We sell two kinds of sustainable products. The first of which are products that can replace the items in your life that have unnecessary packaging that are polluting the earth. Packaging is a significant contributor to waste. New Zealanders consume 735’000 tonnes of packaging every year and recycle only about 58% of it. And you thought plastic bags were the problem. Over the years, items like Honeywrap and menstrual cups have become increasingly popular in our store, making it obvious that as an extended community, we are choosing reusable products over the convenient ones.
Our generation definitely forgets that plastic plates, and cling wrap are all new-ish concepts. The other type of sustainable products that we sell are goods that have been thoughtfully and intentionally designed to reduce and/or eliminate the waste and pollution that is created while manufacturing. Waste is a big issue with manufacturing and production, especially with size and pace of global mass manufacturing. Our leather bags are vege tanned, which is an eco-friendly alternative to the otherwise pollutant tanning industry. Our other leather bags are vegan leather which is a material finally being celebrated as it opts out of cruel animal skinning practices. We have woodworkers choosing to use off-cut recycled timbers, reducing timber mills., Etc. These businesses are making goods good again, and we are all about it.
Made known by brands like TOMS, socially conscious companies give back with every purchase. The popularity of a brand like Toms was revolutionary as it showed that consumers do care about what they purchase, and want to invest in companies that align with their values.

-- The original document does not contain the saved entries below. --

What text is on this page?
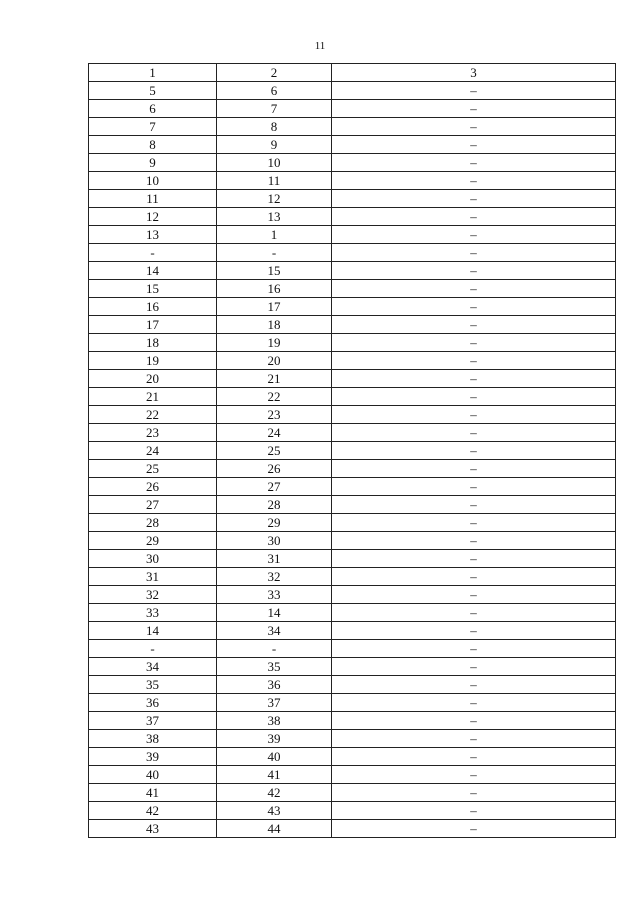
11
1	2	3
5	6	–
6	7	–
7	8	–
8	9	–
9	10	–
10	11	–
11	12	–
12	13	–
13	1	–
-	-	–
14	15	–
15	16	–
16	17	–
17	18	–
18	19	–
19	20	–
20	21	–
21	22	–
22	23	–
23	24	–
24	25	–
25	26	–
26	27	–
27	28	–
28	29	–
29	30	–
30	31	–
31	32	–
32	33	–
33	14	–
14	34	–
-	-	–
34	35	–
35	36	–
36	37	–
37	38	–
38	39	–
39	40	–
40	41	–
41	42	–
42	43	–
43	44	–
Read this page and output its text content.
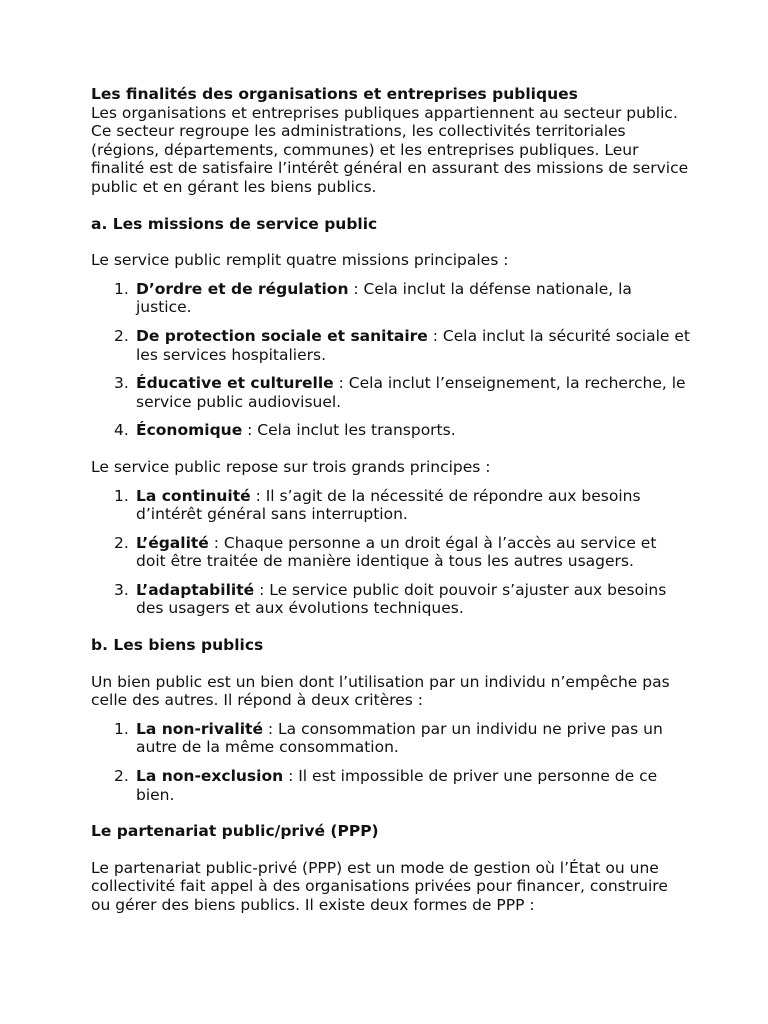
Les finalités des organisations et entreprises publiques

Les organisations et entreprises publiques appartiennent au secteur public. Ce secteur regroupe les administrations, les collectivités territoriales (régions, départements, communes) et les entreprises publiques. Leur finalité est de satisfaire l’intérêt général en assurant des missions de service public et en gérant les biens publics.

a. Les missions de service public

Le service public remplit quatre missions principales :

1. D’ordre et de régulation : Cela inclut la défense nationale, la justice.
2. De protection sociale et sanitaire : Cela inclut la sécurité sociale et les services hospitaliers.
3. Éducative et culturelle : Cela inclut l’enseignement, la recherche, le service public audiovisuel.
4. Économique : Cela inclut les transports.

Le service public repose sur trois grands principes :

1. La continuité : Il s’agit de la nécessité de répondre aux besoins d’intérêt général sans interruption.
2. L’égalité : Chaque personne a un droit égal à l’accès au service et doit être traitée de manière identique à tous les autres usagers.
3. L’adaptabilité : Le service public doit pouvoir s’ajuster aux besoins des usagers et aux évolutions techniques.

b. Les biens publics

Un bien public est un bien dont l’utilisation par un individu n’empêche pas celle des autres. Il répond à deux critères :

1. La non-rivalité : La consommation par un individu ne prive pas un autre de la même consommation.
2. La non-exclusion : Il est impossible de priver une personne de ce bien.

Le partenariat public/privé (PPP)

Le partenariat public-privé (PPP) est un mode de gestion où l’État ou une collectivité fait appel à des organisations privées pour financer, construire ou gérer des biens publics. Il existe deux formes de PPP :
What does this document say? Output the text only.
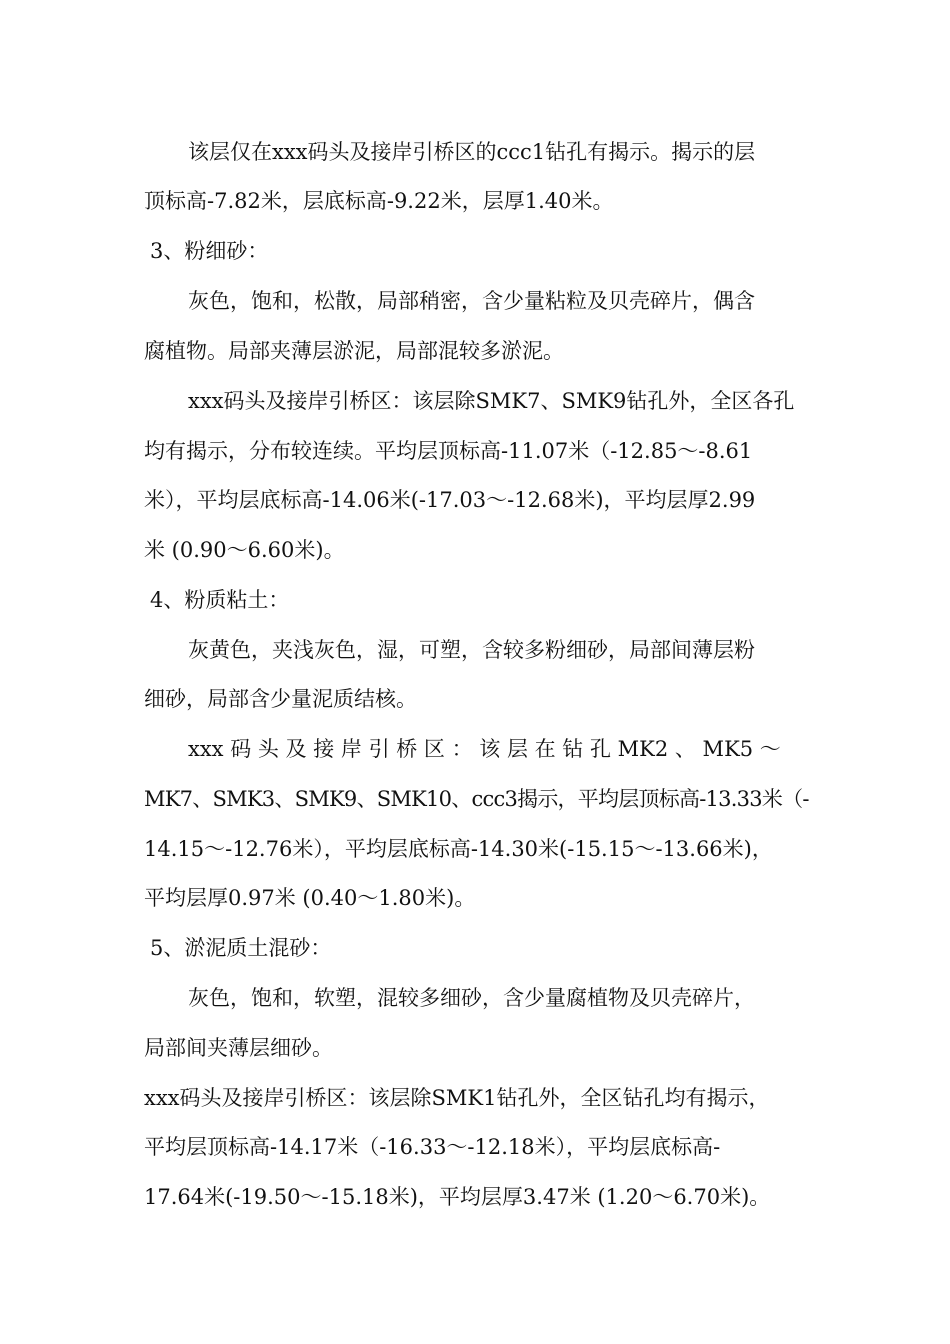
该层仅在xxx码头及接岸引桥区的ccc1钻孔有揭示。揭示的层
顶标高-7.82米，层底标高-9.22米，层厚1.40米。
3、粉细砂：
灰色，饱和，松散，局部稍密，含少量粘粒及贝壳碎片，偶含
腐植物。局部夹薄层淤泥，局部混较多淤泥。
xxx码头及接岸引桥区：该层除SMK7、SMK9钻孔外，全区各孔
均有揭示，分布较连续。平均层顶标高-11.07米（-12.85～-8.61
米），平均层底标高-14.06米(-17.03～-12.68米)，平均层厚2.99
米 (0.90～6.60米)。
4、粉质粘土：
灰黄色，夹浅灰色，湿，可塑，含较多粉细砂，局部间薄层粉
细砂，局部含少量泥质结核。
xxx 码 头 及 接 岸 引 桥 区 ： 该 层 在 钻 孔 MK2 、 MK5 ～
MK7、SMK3、SMK9、SMK10、ccc3揭示，平均层顶标高-13.33米（-
14.15～-12.76米），平均层底标高-14.30米(-15.15～-13.66米)，
平均层厚0.97米 (0.40～1.80米)。
5、淤泥质土混砂：
灰色，饱和，软塑，混较多细砂，含少量腐植物及贝壳碎片，
局部间夹薄层细砂。
xxx码头及接岸引桥区：该层除SMK1钻孔外，全区钻孔均有揭示，
平均层顶标高-14.17米（-16.33～-12.18米），平均层底标高-
17.64米(-19.50～-15.18米)，平均层厚3.47米 (1.20～6.70米)。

Crushes chooses to support companies that are socially conscious as we know that our customers are compassionate and egalitarian as they purposefully purchase from companies that support social and environmental issues. It means that they get to participate in change. And walk away with something nice, too.
The Auckland company Frank Stationery, use the buy-one-give-one model. When one buys their stationery they give an item to a student from various South Auckland schools. Being able to provide stationery is a way to not only support a child in need but equips schools to provide the best education possible. 295’000 New Zealand children live in poverty. Frank has given over 45’000 pieces of stationery in their time, with 2’000+ of that from Crushes sales. Our co-owner Sarah Firmston started a socially conscious business where she donates all of the profits of her side business Douse & Co to supports various charities close to her heart.
Then there is The Loyal Workshop. A young New Zealand family moved to Calcutta and started a business that hires women from the sex industry (that is exploitative and considered forced slavery), and re-train them to make beautiful leather bags and wallets. The women who makes the bags have their name printed in them, which gives her recognition and dignity, as well as a new start at life.